Tim Kolb March 23rd, 2010 01:13 PM

...yes, time will tell.

However, I do think that the Quadro cards certainly have been much more aggressively marketed to the pro user of late. At some level, the market posture of a product has an impact on its potential for such alliances...

I know a lot of Mac users who use ATI cards, but since Mac only certifies one card out of the entire Quadro line every three revisions or so, its not like they've historically had a huge set of options in this area.

I don't happen to know any PC users who have a really top of the line ATI card (whatever that may be...any of them that have bothered to invest the money in a muscle-bound graphics card seem to have Quadro cards in my anecdotal experience.

Also, the OEM market seems dominated by NVIDIA...so they've positioned themselves very well for this sort of collaboration it seems.

(Maybe things would be more competitive if AMD did some more effective marketing to the pro user?... I've had ATI cards over the years, but I know that I'm not very ATI savvy anymore as I don't seem to encounter any info on their products these days. Maybe I'm not looking in the right places?)

Jarred Capellman March 23rd, 2010 01:32 PM

It wasn't until the HD 4xxx series came out that I made the switch to ATI, especially with the SoftMods to turn them into the FireGL series at a fraction of the cost, kind of like the old SoftQuadro Mods.

Currently I have a 5850 that for Photoshop and 3ds max 2010 is perfect with. The Beta Premiere/Media Encoder Plugin that AMD/Adobe were developing that uses the Stream Processors on the 4xxx/5xxx series cards really makes a difference when encoding in h.264 for Blu-Ray.

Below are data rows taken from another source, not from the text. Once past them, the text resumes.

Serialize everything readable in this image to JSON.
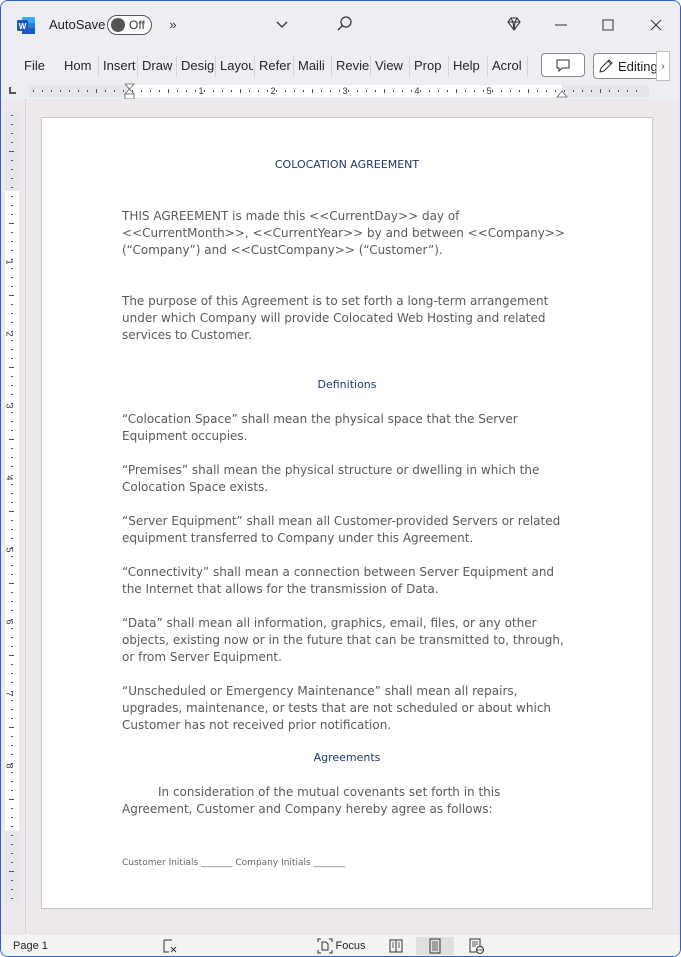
{
  "titlebar": {
    "app_icon": "word-logo-icon",
    "autosave_label": "AutoSave",
    "autosave_state": "Off",
    "overflow_icon": "»",
    "customize_icon": "chevron-down-icon",
    "search_icon": "search-icon",
    "premium_icon": "diamond-icon",
    "minimize_icon": "minimize-icon",
    "maximize_icon": "maximize-icon",
    "close_icon": "close-icon"
  },
  "ribbon": {
    "tabs": [
      "File",
      "Home",
      "Insert",
      "Draw",
      "Design",
      "Layout",
      "References",
      "Mailings",
      "Review",
      "View",
      "Properties",
      "Help",
      "Acrobat"
    ],
    "tabs_visible": [
      "File",
      "Hom",
      "Insert",
      "Draw",
      "Desig",
      "Layou",
      "Refer",
      "Maili",
      "Revie",
      "View",
      "Prop",
      "Help",
      "Acrol"
    ],
    "comment_icon": "comment-icon",
    "editing_label": "Editing",
    "editing_icon": "pencil-icon",
    "more_label": "›"
  },
  "ruler": {
    "numbers": [
      "1",
      "2",
      "3",
      "4",
      "5"
    ],
    "vertical_numbers": [
      "1",
      "2",
      "3",
      "4",
      "5",
      "6",
      "7",
      "8"
    ]
  },
  "document": {
    "title": "COLOCATION AGREEMENT",
    "intro": "THIS AGREEMENT is made this <<CurrentDay>> day of <<CurrentMonth>>, <<CurrentYear>> by and between <<Company>> (“Company”) and <<CustCompany>> (“Customer”).",
    "purpose": "The purpose of this Agreement is to set forth a long-term arrangement under which Company will provide Colocated Web Hosting and related services to Customer.",
    "definitions_heading": "Definitions",
    "definitions": [
      "“Colocation Space” shall mean the physical space that the Server Equipment occupies.",
      "“Premises” shall mean the physical structure or dwelling in which the Colocation Space exists.",
      "“Server Equipment” shall mean all Customer-provided Servers or related equipment transferred to Company under this Agreement.",
      "“Connectivity” shall mean a connection between Server Equipment and the Internet that allows for the transmission of Data.",
      "“Data” shall mean all information, graphics, email, files, or any other objects, existing now or in the future that can be transmitted to, through, or from Server Equipment.",
      "“Unscheduled or Emergency Maintenance” shall mean all repairs, upgrades, maintenance, or tests that are not scheduled or about which Customer has not received prior notification."
    ],
    "agreements_heading": "Agreements",
    "agreements_intro": "In consideration of the mutual covenants set forth in this Agreement, Customer and Company hereby agree as follows:",
    "initials_line": "Customer Initials _______  Company Initials _______"
  },
  "statusbar": {
    "page": "Page 1",
    "proofing_icon": "proofing-icon",
    "focus_label": "Focus",
    "focus_icon": "focus-icon",
    "read_mode_icon": "read-mode-icon",
    "print_layout_icon": "print-layout-icon",
    "web_layout_icon": "web-layout-icon"
  }
}
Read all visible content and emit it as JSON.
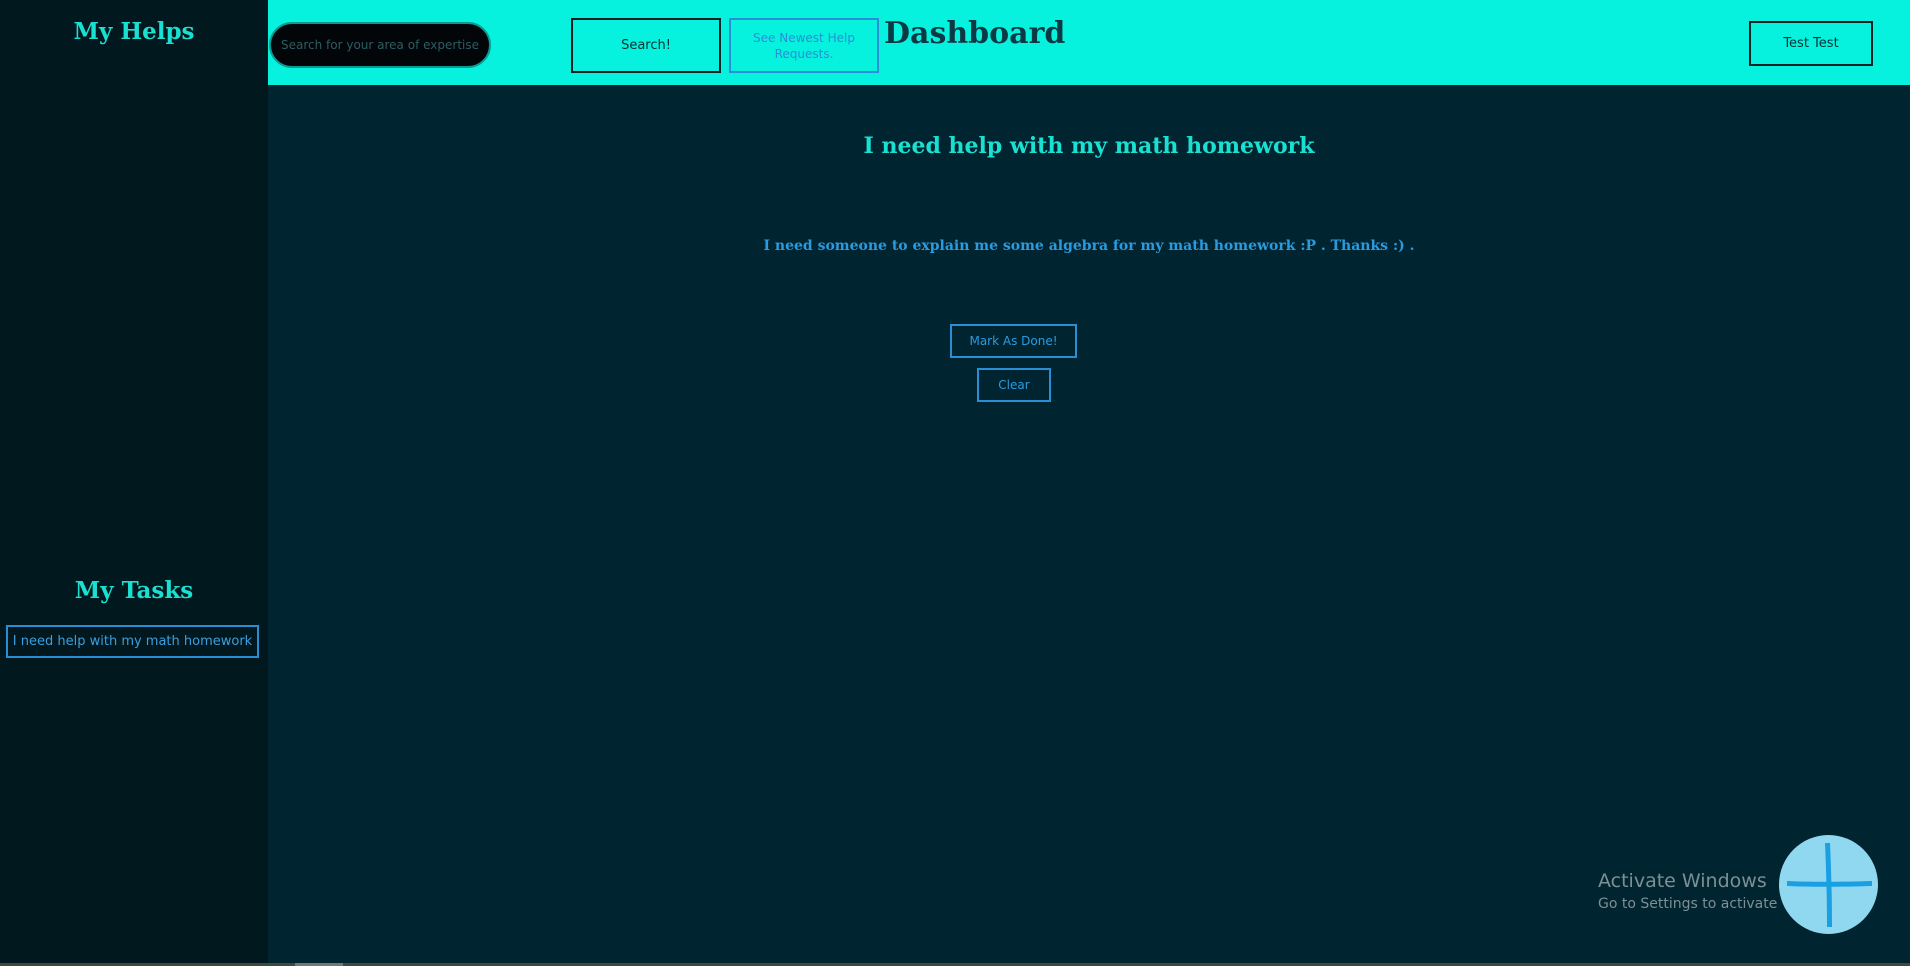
{
  "sidebar": {
    "helps_heading": "My Helps",
    "tasks_heading": "My Tasks",
    "tasks": [
      {
        "label": "I need help with my math homework"
      }
    ]
  },
  "topbar": {
    "search_placeholder": "Search for your area of expertise...",
    "search_value": "",
    "search_button": "Search!",
    "newest_button": "See Newest Help Requests.",
    "title": "Dashboard",
    "user_button": "Test Test"
  },
  "main": {
    "title": "I need help with my math homework",
    "description": "I need someone to explain me some algebra for my math homework :P . Thanks :) .",
    "mark_done_button": "Mark As Done!",
    "clear_button": "Clear"
  },
  "fab": {
    "icon": "plus-icon"
  },
  "watermark": {
    "title": "Activate Windows",
    "subtitle": "Go to Settings to activate Windows."
  },
  "colors": {
    "accent": "#06f2de",
    "background": "#002530",
    "sidebar": "#01181e",
    "heading": "#19e0d1",
    "link_blue": "#2a8ed4",
    "fab": "#8fd8ef"
  }
}
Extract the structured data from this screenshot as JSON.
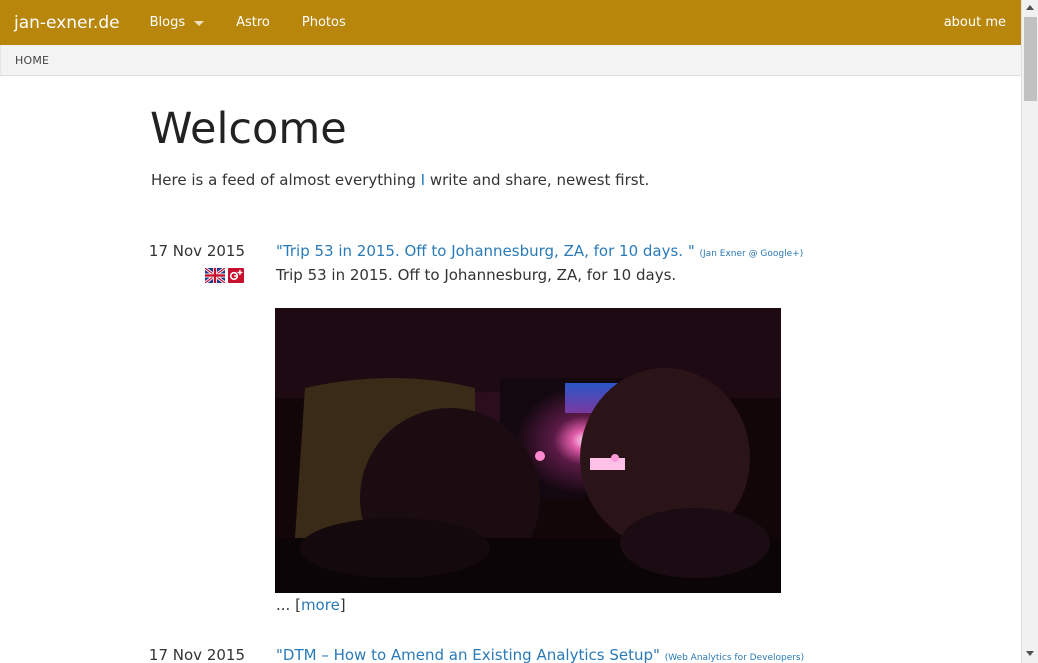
{
  "nav": {
    "brand": "jan-exner.de",
    "items": [
      {
        "label": "Blogs",
        "has_dropdown": true
      },
      {
        "label": "Astro"
      },
      {
        "label": "Photos"
      }
    ],
    "right_label": "about me",
    "bar_color": "#b8860b"
  },
  "breadcrumb": {
    "home": "HOME"
  },
  "main": {
    "title": "Welcome",
    "intro_before": "Here is a feed of almost everything ",
    "intro_link": "I",
    "intro_after": " write and share, newest first."
  },
  "entries": [
    {
      "date": "17 Nov 2015",
      "title": "\"Trip 53 in 2015. Off to Johannesburg, ZA, for 10 days. \"",
      "source": "(Jan Exner @ Google+)",
      "text": "Trip 53 in 2015. Off to Johannesburg, ZA, for 10 days.",
      "icons": [
        "uk-flag-icon",
        "google-plus-icon"
      ],
      "more_prefix": "... [",
      "more_link": "more",
      "more_suffix": "]"
    },
    {
      "date": "17 Nov 2015",
      "title": "\"DTM – How to Amend an Existing Analytics Setup\"",
      "source": "(Web Analytics for Developers)"
    }
  ],
  "link_color": "#2a7ab8"
}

It cut my times down by well over half.

If you would have asked me back in the NV20/30 era about ATI I wouldn't recomend any of their products, but ever since AMD took control of ATI, their drivers and quality have gone up considerably.

David Dwyer March 24th, 2010 05:35 AM

With the release date now set do we have a offical list of supported cards?

David Chilson March 24th, 2010 07:35 AM

This is what I could find. I have the 285.

The Mercury engine will require one of a few specific Nvidia cards to work. (Initially qualifying: the Quadro FX 3800, FX 4800, FX 5800, or CX, and the roughly $400 GeForce GTX 285.) Adobe plans to extend support to more GPUs in the future, including Nvidia's next-generation GeForce GF100 cards.

David Dwyer March 24th, 2010 07:46 AM

Quote:

Originally Posted by David Chilson (Post 1504581)
This is what I could find. I have the 285.

The Mercury engine will require one of a few specific Nvidia cards to work. (Initially qualifying: the Quadro FX 3800, FX 4800, FX 5800, or CX, and the roughly $400 GeForce GTX 285.) Adobe plans to extend support to more GPUs in the future, including Nvidia's next-generation GeForce GF100 cards.

Yeah its the fermi cards I'm interested in.